Durante vinte dias, mais de trezentos estudantes se reuniam diariamente em assembléias para deliberarem democraticamente (esta sim a democracia popular) suas ações, promoveram eventos culturais, puderam conviver com o luxo das instalações da reitoria e ver o quão diferentes são os espaços do poder e do povo.

 

A maior vitória da ocupação foi o novo fôlego que deu ao movimento estudantil, pois, mesmo os que não concordavam, participavam do debate, e atualmente estão construindo, estão nos grupos que acompanharão o cumprimento de cada cláusula do acordo firmado antes da desocupação.

 

Conclusão

 

Além, é claro, de vitórias localizadas em cada um desses movimentos, o simples “despertar” dos estudantes da profunda letargia em que se encontravam já representa um avanço sintomático na luta de classes. As condições objetivas parecem, mais uma vez, estar ao lado da classe trabalhadora, que se torna cada vez mais combativa e organizada.

Cai por terra a análise conciliadora de classes por simplesmente ser inconciliável a espoliação com o desenvolvimento. A catástrofe humanitária da sociedade capitalista não é um “acaso do destino”, mas conseqüência estrutural e a reação a esta, questão de sobrevivência.

A luta de classes não é, nem nunca foi, pressuposto de análise, um “axioma” a qual se atribui o valor “falso ou verdadeiro” de acordo com a vontade do intérprete, nem muito menos uma categoria metafísica retirada de uma análise superficial, esta categoria é consequência de uma análise da realidade a partir do método materialista histórico dialético. Quem fossiliza a análise e diz ser “falsa” a classificação ou que “não há luta de classes”, mesmo admitindo a existência das mesmas, não compreende, nem nunca compreendeu, a origem dessa. Para esses, que talvez tenham preguiça de estudar, ou medo das conclusões e do peso na consciência, a realidade é o mais violento “tapa com luvas de pelica” que Marx poderia proporcionar.

 

1 Francis FUKUYAMA., O fim da história e o último homem. Rio de Janeiro: Rocco, 1992.

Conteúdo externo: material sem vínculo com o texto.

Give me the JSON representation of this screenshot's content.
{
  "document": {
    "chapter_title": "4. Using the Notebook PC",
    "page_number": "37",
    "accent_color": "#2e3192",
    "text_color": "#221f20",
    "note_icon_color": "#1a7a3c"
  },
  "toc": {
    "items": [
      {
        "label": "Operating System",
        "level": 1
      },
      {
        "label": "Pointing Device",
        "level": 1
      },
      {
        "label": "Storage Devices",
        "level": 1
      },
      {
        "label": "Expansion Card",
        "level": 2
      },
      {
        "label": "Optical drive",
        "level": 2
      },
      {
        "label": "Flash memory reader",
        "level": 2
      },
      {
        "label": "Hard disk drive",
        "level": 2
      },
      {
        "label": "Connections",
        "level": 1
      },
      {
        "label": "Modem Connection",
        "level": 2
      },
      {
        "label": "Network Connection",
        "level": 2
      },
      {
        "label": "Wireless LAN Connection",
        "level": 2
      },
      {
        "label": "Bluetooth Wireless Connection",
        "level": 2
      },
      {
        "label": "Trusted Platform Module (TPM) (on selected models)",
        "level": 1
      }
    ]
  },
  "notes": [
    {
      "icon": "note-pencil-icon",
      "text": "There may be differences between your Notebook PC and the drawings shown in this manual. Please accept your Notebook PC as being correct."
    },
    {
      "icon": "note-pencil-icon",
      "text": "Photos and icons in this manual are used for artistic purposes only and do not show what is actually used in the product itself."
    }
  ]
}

2 Robert PUTNAM, Democracies in Flux: The Evolution of Social Capital in Contemporary Society, Oxford University Press, 2002.

3 Fonte: http://www.systemicpeace.org/. 20 de dezembro de 2008.

4 John Maynard KEYNES, The end of laissez-faire. Amherst, Nova Iorque: Prometheus Books, 2004.

5 Nilo BATISTA, Mídia e Sistema Penal no Capitalismo Tardio, “Noticiário”. http://www.bocc.ubi.pt/pag/batista-nilo-midia-sistema-penal.html. 20 de dezembro de 2008.

 

6 Para entender a luta por autonomia universitária ver Simon Schwartzman, A Autonomia Universitária e a Constituição de 1988, http://www.schwartzman.org.br/simon/cont88.htm em 04 de dezembro de 2008. Entretanto compreendemos ser impossível uma “autonomia” na acepção social da palavra, ou seja, não existiria um ambiente universitário descolado e, ao mesmo tempo, não influenciado pela correlação de forças entre classes sociais. Neste mesmo sentido compreende autoridade acadêmica no âmbito do direito penal que pode ser, por analogia, estendida a outras áreas do conhecimento humano: “As agências de reprodução ideológica (especialmente as universitárias) não ficam alheias à competição interna (...) seus integrantes que contrariem o discurso dominante diminuem seus pontos na briga por assessorarem os operadores políticos ou para galgarem postos nas agências judiciais, e também correm o risco de se verem suplantados por seus opositores nos concursos acadêmicos ou de perderem financiamento para suas pesquisas etc. Como resultado disso, tais agências selecionam seus próprios operadores preferentemente entre os que compartilham o discurso, racionalizando-o ou matizando-o, mas procuram evitar aqueles que o refutam. (E. Raúl ZAFFARONI, Nilo BATISTA, Alejandro ALAGIA, Alejandro SLOKAR. Direito Penal Brasileiro: 1º vol – Teoria Geral do Direito Penal. Rio de Janeiro: Revan, 2003, 2ª Ed, p. 62.)